A bullet went through Caseltine's helmet, tracing the inner lining, then exited out the back of the helmet. Shrapnel from the bullet casing was lodged in the back of Caseltine's neck. Compton had to remove Caseltine from the scene so he could receive medical care and be evacuated.

"My first reaction was to shoot everyone," Caseltine said. "I was scared, pissed off , every emotion was running high." He said it took about 10 seconds for him to settle down and return his focus on the gunbattle and getting to safety."

Ten seconds? I would be frothing at the mouth for a week. You're a much better man than I am Corporal.

"Marine Commandant Gen. Michael Hagee recently traveled to Marine bases in Iraq to underscore rules of combat. "We do not employ force just for the sake of employing force," Hagee said in a statement.

Goetz said he emphasizes professionalism with his men. "The decisions that they make are split-second," he said. "Sometimes restraint may make them hesitate.""

And hesitation can kill you in combat.

The Hadithah incident occurred six months ago. But the traitors in the MSM waited until the Memorial Day weekend to once again stigmatize our troops. In last Saturday's Post Standard we were treated to front page, above the fold headlines about a six month old story. Then the next day the paper switches tracks and publishes a soft piece on our soldiers.

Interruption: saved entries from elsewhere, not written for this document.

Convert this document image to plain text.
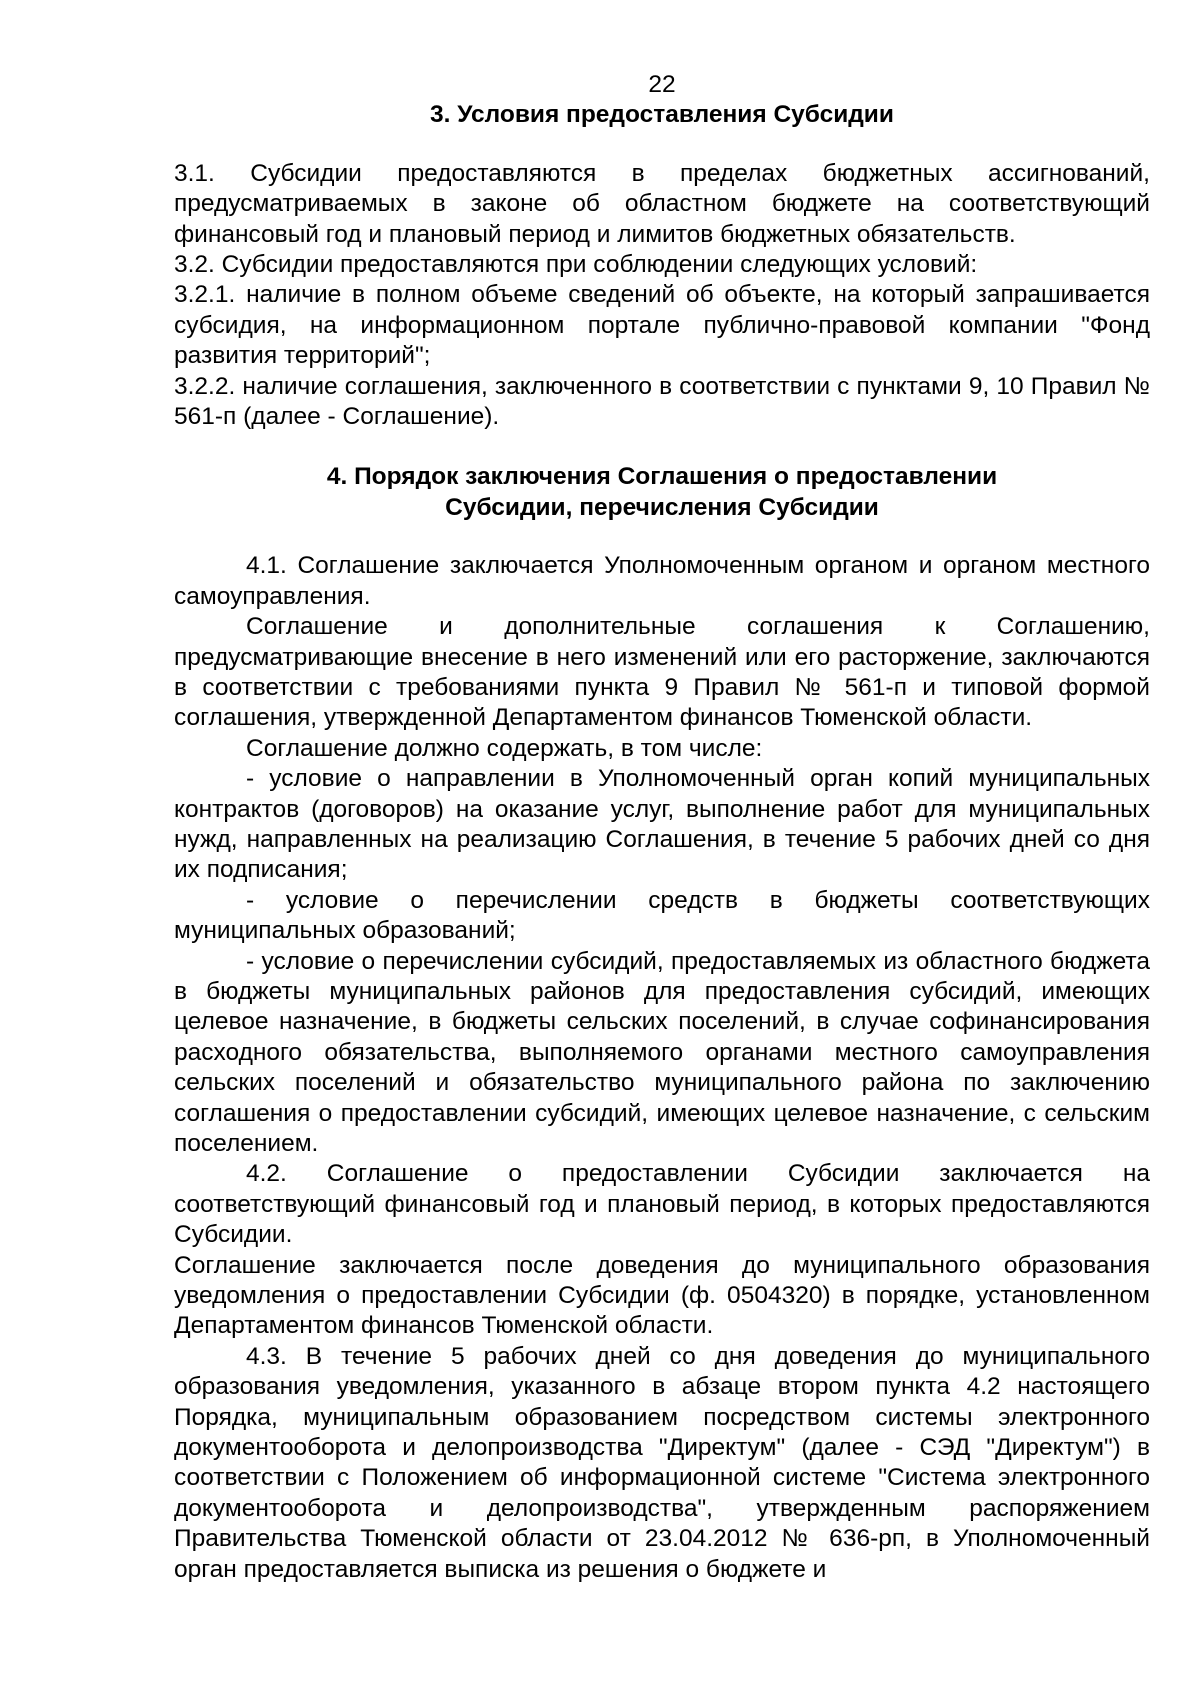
22

3. Условия предоставления Субсидии

3.1. Субсидии предоставляются в пределах бюджетных ассигнований, предусматриваемых в законе об областном бюджете на соответствующий финансовый год и плановый период и лимитов бюджетных обязательств.

3.2. Субсидии предоставляются при соблюдении следующих условий:

3.2.1. наличие в полном объеме сведений об объекте, на который запрашивается субсидия, на информационном портале публично-правовой компании "Фонд развития территорий";

3.2.2. наличие соглашения, заключенного в соответствии с пунктами 9, 10 Правил № 561-п (далее - Соглашение).

4. Порядок заключения Соглашения о предоставлении

Субсидии, перечисления Субсидии

4.1. Соглашение заключается Уполномоченным органом и органом местного самоуправления.

Соглашение и дополнительные соглашения к Соглашению, предусматривающие внесение в него изменений или его расторжение, заключаются в соответствии с требованиями пункта 9 Правил № 561-п и типовой формой соглашения, утвержденной Департаментом финансов Тюменской области.

Соглашение должно содержать, в том числе:

- условие о направлении в Уполномоченный орган копий муниципальных контрактов (договоров) на оказание услуг, выполнение работ для муниципальных нужд, направленных на реализацию Соглашения, в течение 5 рабочих дней со дня их подписания;

- условие о перечислении средств в бюджеты соответствующих муниципальных образований;

- условие о перечислении субсидий, предоставляемых из областного бюджета в бюджеты муниципальных районов для предоставления субсидий, имеющих целевое назначение, в бюджеты сельских поселений, в случае софинансирования расходного обязательства, выполняемого органами местного самоуправления сельских поселений и обязательство муниципального района по заключению соглашения о предоставлении субсидий, имеющих целевое назначение, с сельским поселением.

4.2. Соглашение о предоставлении Субсидии заключается на соответствующий финансовый год и плановый период, в которых предоставляются Субсидии.

Соглашение заключается после доведения до муниципального образования уведомления о предоставлении Субсидии (ф. 0504320) в порядке, установленном Департаментом финансов Тюменской области.

4.3. В течение 5 рабочих дней со дня доведения до муниципального образования уведомления, указанного в абзаце втором пункта 4.2 настоящего Порядка, муниципальным образованием посредством системы электронного документооборота и делопроизводства "Директум" (далее - СЭД "Директум") в соответствии с Положением об информационной системе "Система электронного документооборота и делопроизводства", утвержденным распоряжением Правительства Тюменской области от 23.04.2012 № 636-рп, в Уполномоченный орган предоставляется выписка из решения о бюджете и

What are the effects of this kind of partisan reporting? At what cost does the media pursue it's bash Bush at any cost policy? What effect does this constant, harping media assault have on our troops?

I wonder if this is the result of the feminization of the military initiated by the Clintons. I do not, repeat, do not impugn the professionalism and bravery of our armed forces. God forbid! But I do question the over cautious Rules of Engagement that appear to place our people at unnecessary risk. These considerations never would have arisen in wars fought by past generations.